Following the foundation laid by earlier research on mRNA-based vaccines and therapies for spinal cord injuries, the method uses mineral-coated microparticles to deliver mRNA that instructs the body to produce a protein that aids in cartilage formation.
Researchers at the University of Wisconsin-Madison have created an exciting new technique aimed at treating osteoarthritis through therapeutic blood clots triggered by messenger RNA.
According to the Centers for Disease Control and Prevention, osteoarthritis is the most prevalent type of arthritis, impacting around 33 million adults in the U.S. This condition occurs when the cartilage in crucial joints, such as the knees and hips, wears down, leading to pain and stiffness, which hinders mobility.
In a study published online in December 2024 in the journal Bioactive Materials, the UW-Madison team led by William Murphy, a professor of biomedical engineering as well as orthopedics and rehabilitation, outlines their innovative method. With further refinement, this technique could eventually provide a more effective alternative to current treatments like steroid injections, hyaluronic acid injections, or even joint replacement surgeries.
“Ideally, this could turn into an injectable or implantable solution for patients experiencing advanced osteoarthritis,” Murphy explains. “It would serve as an alternative to existing treatments, which often do not deliver strong long-term results.”
Building on his lab’s past research with mRNA-based vaccines and spinal cord injury therapies, the new approach utilizes mineral-coated microparticles to transport mRNA that encodes for a protein promoting cartilage development.
The process begins with the collection of bone marrow aspirate (fluid from bone marrow) and blood samples from the patient, which are then mixed with the microparticles to create a blood clot infused with the mRNA. This clot is then placed at the injury site.
“All of this occurs during a single surgical session,” Murphy noted, as his lab focuses on therapies that utilize biologically inspired materials. “It’s designed to be an intra-operative procedure, utilizing materials sourced from the patient directly.”
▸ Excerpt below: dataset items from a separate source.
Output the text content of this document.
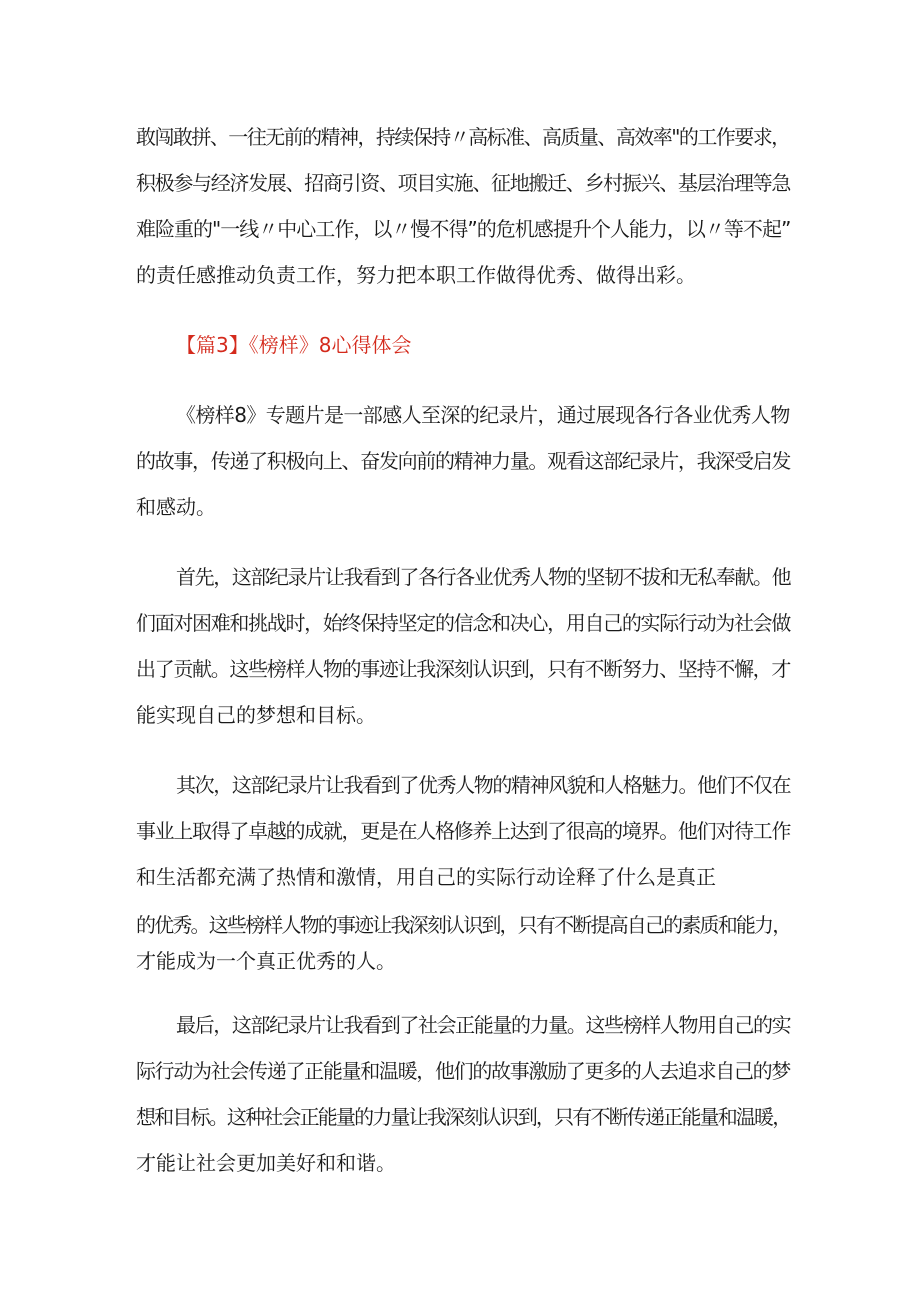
敢闯敢拼、一往无前的精神，持续保持〃高标准、高质量、高效率"的工作要求，

积极参与经济发展、招商引资、项目实施、征地搬迁、乡村振兴、基层治理等急

难险重的"一线〃中心工作，以〃慢不得”的危机感提升个人能力，以〃等不起”

的责任感推动负责工作，努力把本职工作做得优秀、做得出彩。

【篇3】《榜样》8心得体会

《榜样8》专题片是一部感人至深的纪录片，通过展现各行各业优秀人物

的故事，传递了积极向上、奋发向前的精神力量。观看这部纪录片，我深受启发

和感动。

首先，这部纪录片让我看到了各行各业优秀人物的坚韧不拔和无私奉献。他

们面对困难和挑战时，始终保持坚定的信念和决心，用自己的实际行动为社会做

出了贡献。这些榜样人物的事迹让我深刻认识到，只有不断努力、坚持不懈，才

能实现自己的梦想和目标。

其次，这部纪录片让我看到了优秀人物的精神风貌和人格魅力。他们不仅在

事业上取得了卓越的成就，更是在人格修养上达到了很高的境界。他们对待工作

和生活都充满了热情和激情，用自己的实际行动诠释了什么是真正

的优秀。这些榜样人物的事迹让我深刻认识到，只有不断提高自己的素质和能力，

才能成为一个真正优秀的人。

最后，这部纪录片让我看到了社会正能量的力量。这些榜样人物用自己的实

际行动为社会传递了正能量和温暖，他们的故事激励了更多的人去追求自己的梦

想和目标。这种社会正能量的力量让我深刻认识到，只有不断传递正能量和温暖，

才能让社会更加美好和和谐。
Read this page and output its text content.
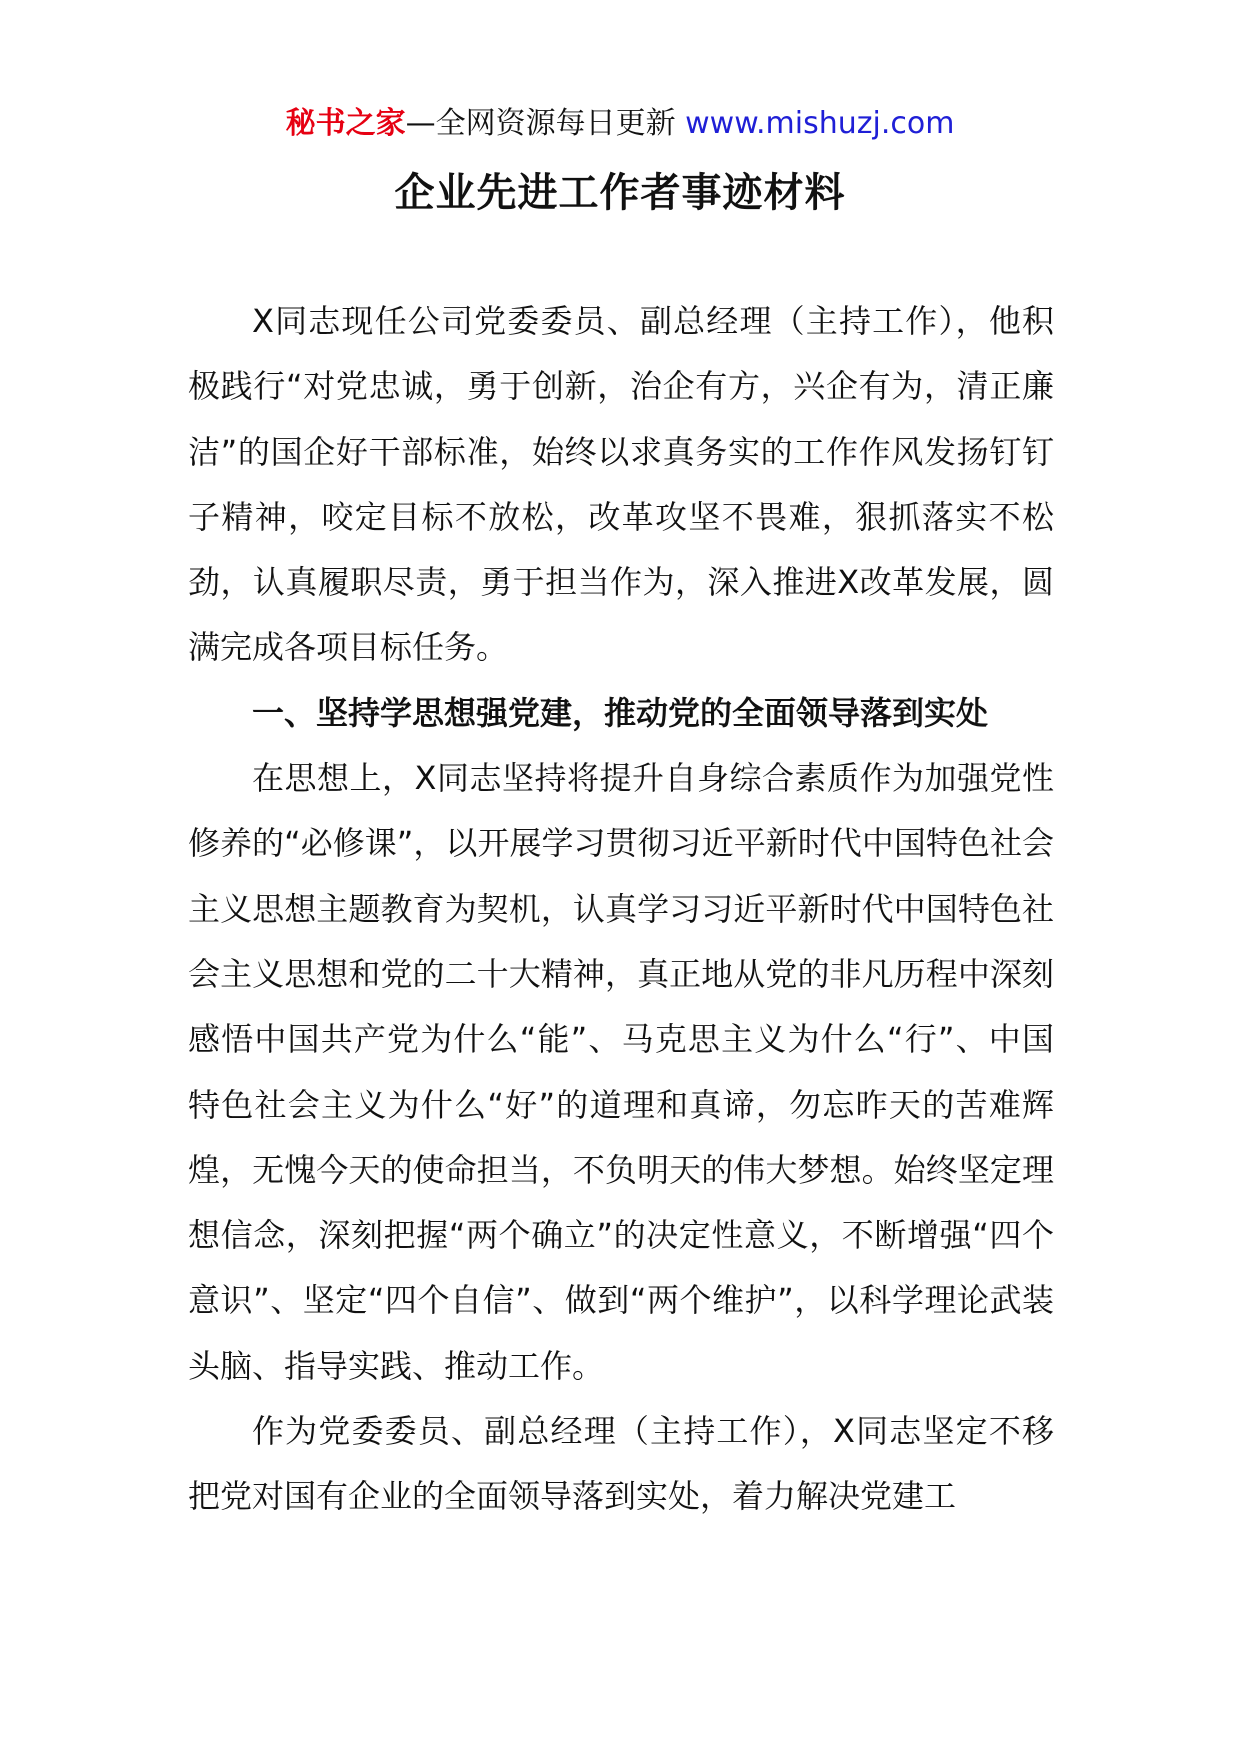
秘书之家—全网资源每日更新 www.mishuzj.com
企业先进工作者事迹材料

X同志现任公司党委委员、副总经理（主持工作），他积极践行“对党忠诚，勇于创新，治企有方，兴企有为，清正廉洁”的国企好干部标准，始终以求真务实的工作作风发扬钉钉子精神，咬定目标不放松，改革攻坚不畏难，狠抓落实不松劲，认真履职尽责，勇于担当作为，深入推进X改革发展，圆满完成各项目标任务。

一、坚持学思想强党建，推动党的全面领导落到实处

在思想上，X同志坚持将提升自身综合素质作为加强党性修养的“必修课”，以开展学习贯彻习近平新时代中国特色社会主义思想主题教育为契机，认真学习习近平新时代中国特色社会主义思想和党的二十大精神，真正地从党的非凡历程中深刻感悟中国共产党为什么“能”、马克思主义为什么“行”、中国特色社会主义为什么“好”的道理和真谛，勿忘昨天的苦难辉煌，无愧今天的使命担当，不负明天的伟大梦想。始终坚定理想信念，深刻把握“两个确立”的决定性意义，不断增强“四个意识”、坚定“四个自信”、做到“两个维护”，以科学理论武装头脑、指导实践、推动工作。

作为党委委员、副总经理（主持工作），X同志坚定不移把党对国有企业的全面领导落到实处，着力解决党建工
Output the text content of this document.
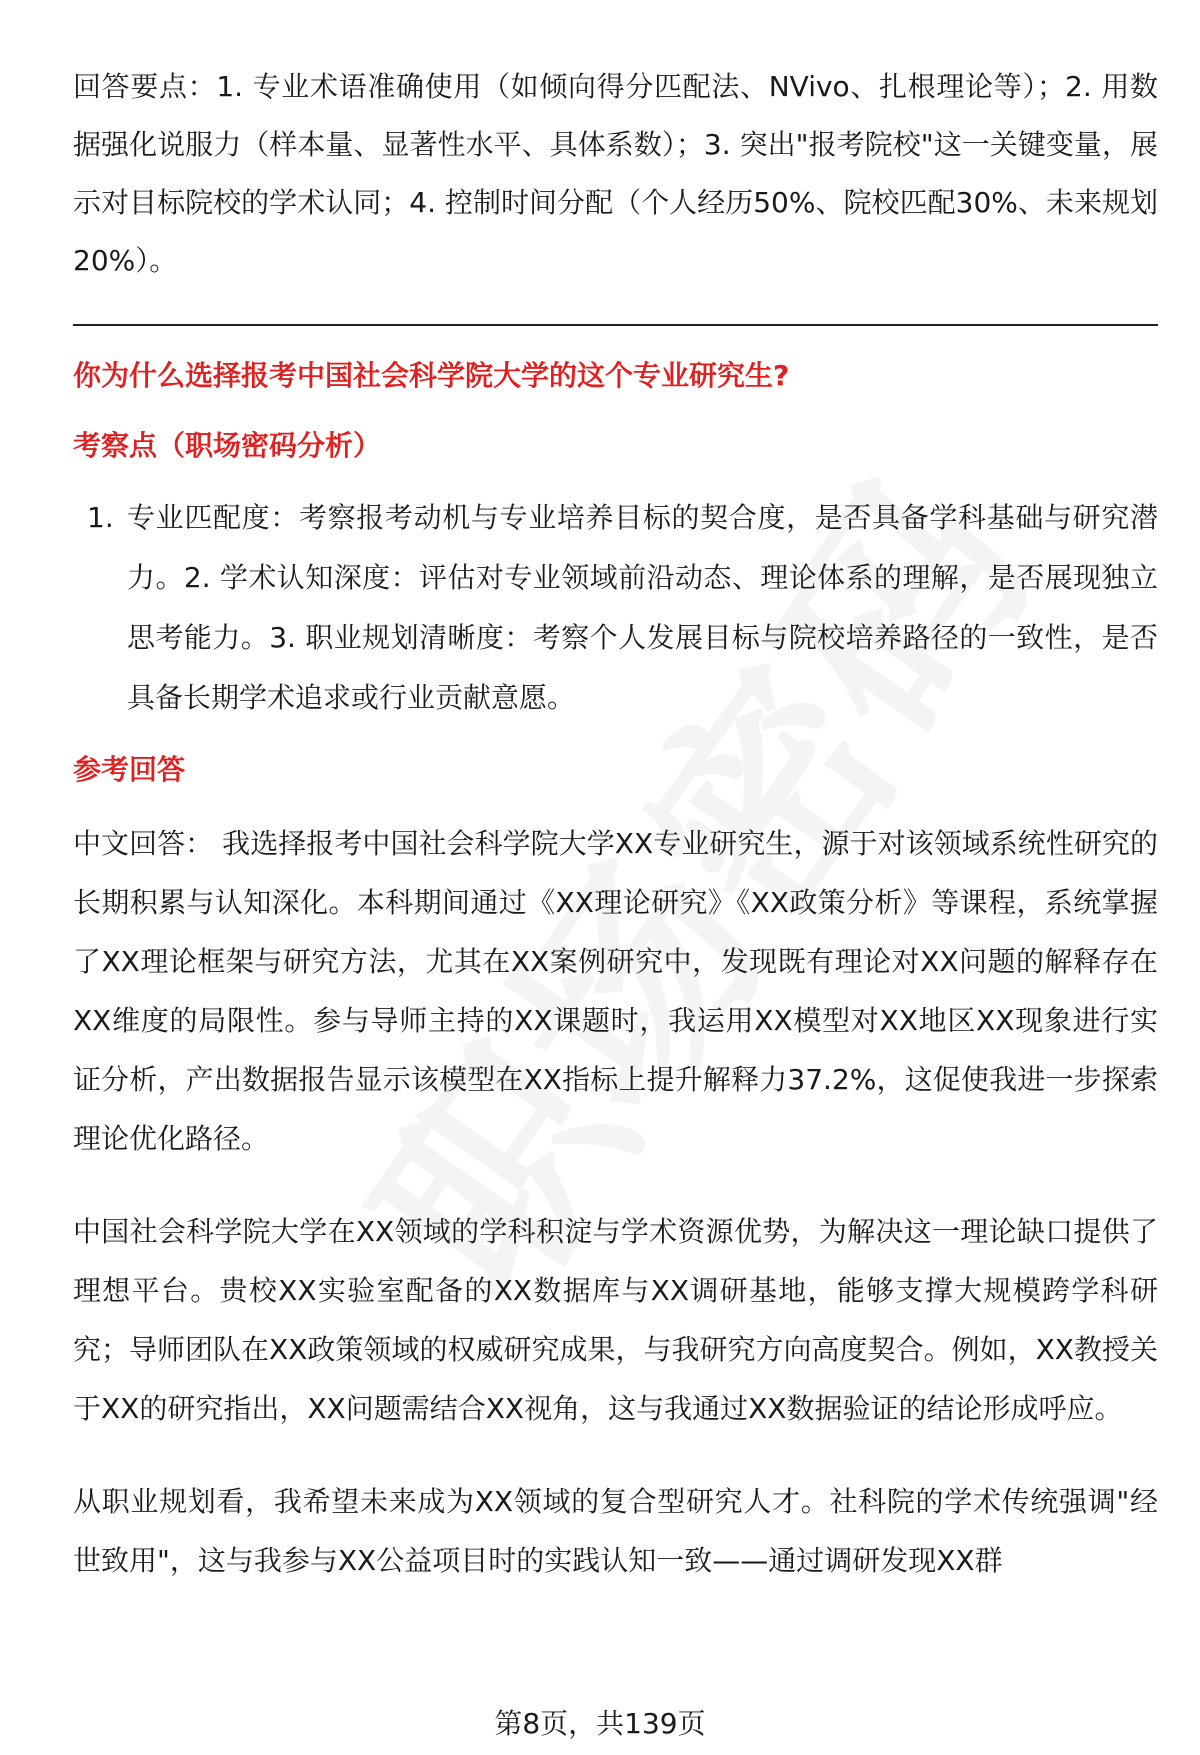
回答要点：1. 专业术语准确使用（如倾向得分匹配法、NVivo、扎根理论等）；2. 用数据强化说服力（样本量、显著性水平、具体系数）；3. 突出"报考院校"这一关键变量，展示对目标院校的学术认同；4. 控制时间分配（个人经历50%、院校匹配30%、未来规划20%）。

你为什么选择报考中国社会科学院大学的这个专业研究生?
考察点（职场密码分析）
1. 专业匹配度：考察报考动机与专业培养目标的契合度，是否具备学科基础与研究潜力。2. 学术认知深度：评估对专业领域前沿动态、理论体系的理解，是否展现独立思考能力。3. 职业规划清晰度：考察个人发展目标与院校培养路径的一致性，是否具备长期学术追求或行业贡献意愿。
参考回答

中文回答： 我选择报考中国社会科学院大学XX专业研究生，源于对该领域系统性研究的长期积累与认知深化。本科期间通过《XX理论研究》《XX政策分析》等课程，系统掌握了XX理论框架与研究方法，尤其在XX案例研究中，发现既有理论对XX问题的解释存在XX维度的局限性。参与导师主持的XX课题时，我运用XX模型对XX地区XX现象进行实证分析，产出数据报告显示该模型在XX指标上提升解释力37.2%，这促使我进一步探索理论优化路径。

中国社会科学院大学在XX领域的学科积淀与学术资源优势，为解决这一理论缺口提供了理想平台。贵校XX实验室配备的XX数据库与XX调研基地，能够支撑大规模跨学科研究；导师团队在XX政策领域的权威研究成果，与我研究方向高度契合。例如，XX教授关于XX的研究指出，XX问题需结合XX视角，这与我通过XX数据验证的结论形成呼应。

从职业规划看，我希望未来成为XX领域的复合型研究人才。社科院的学术传统强调"经世致用"，这与我参与XX公益项目时的实践认知一致——通过调研发现XX群

第8页，共139页
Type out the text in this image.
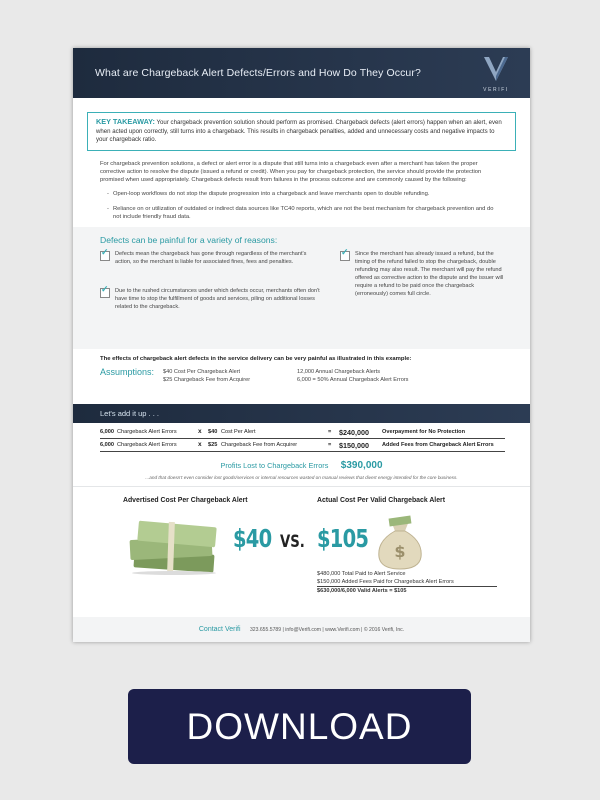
What are Chargeback Alert Defects/Errors and How Do They Occur?
VERIFI
KEY TAKEAWAY: Your chargeback prevention solution should perform as promised. Chargeback defects (alert errors) happen when an alert, even when acted upon correctly, still turns into a chargeback. This results in chargeback penalties, added and unnecessary costs and negative impacts to your chargeback ratio.

For chargeback prevention solutions, a defect or alert error is a dispute that still turns into a chargeback even after a merchant has taken the proper corrective action to resolve the dispute (issued a refund or credit). When you pay for chargeback protection, the service should provide the protection promised when used appropriately. Chargeback defects result from failures in the process outcome and are commonly caused by the following:

- Open-loop workflows do not stop the dispute progression into a chargeback and leave merchants open to double refunding.

- Reliance on or utilization of outdated or indirect data sources like TC40 reports, which are not the best mechanism for chargeback prevention and do not include friendly fraud data.

Defects can be painful for a variety of reasons:
✓
Defects mean the chargeback has gone through regardless of the merchant's action, so the merchant is liable for associated fines, fees and penalties.
✓
Due to the rushed circumstances under which defects occur, merchants often don't have time to stop the fulfillment of goods and services, piling on additional losses related to the chargeback.
✓
Since the merchant has already issued a refund, but the timing of the refund failed to stop the chargeback, double refunding may also result. The merchant will pay the refund offered as corrective action to the dispute and the issuer will require a refund to be paid once the chargeback (erroneously) comes full circle.
The effects of chargeback alert defects in the service delivery can be very painful as illustrated in this example:
Assumptions: $40 Cost Per Chargeback Alert
$25 Chargeback Fee from Acquirer
12,000 Annual Chargeback Alerts
6,000 = 50% Annual Chargeback Alert Errors
Let's add it up . . .
6,000 Chargeback Alert Errors	x $40 Cost Per Alert	= $240,000 Overpayment for No Protection
6,000 Chargeback Alert Errors	x $25 Chargeback Fee from Acquirer	= $150,000 Added Fees from Chargeback Alert Errors
Profits Lost to Chargeback Errors $390,000
...and that doesn't even consider lost goods/services or internal resources wasted on manual reviews that divert energy intended for the core business.
Advertised Cost Per Chargeback Alert	Actual Cost Per Valid Chargeback Alert
$40 VS. $105 $
$480,000 Total Paid to Alert Service
$150,000 Added Fees Paid for Chargeback Alert Errors
$630,000/6,000 Valid Alerts = $105
Contact Verifi 323.655.5789 | info@Verifi.com | www.Verifi.com | © 2016 Verifi, Inc.
DOWNLOAD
In contrast to current methods like arthroscopic chondroplasties, which may promote the growth of new fibrocartilage, this new material does not possess the same mechanical attributes of genuine joint cartilage and tends to deteriorate more rapidly. However, unlike traditional tissue engineering techniques, this innovative method does not require a synthetic scaffold for cell growth.
After achieving promising results in rabbit models, the team plans to test their treatment method on a larger animal model before advancing to human clinical trials.
Murphy also mentions that the group is examining similar strategies for addressing significant defects in skeletal muscle and bone.
This research was supported by a private donation from the Shannon family, contributing to the Musculoskeletal Regeneration Partnership, the National Institute on Aging (award number F30AG077748), and the UW-Madison Medical Scientist Training Program.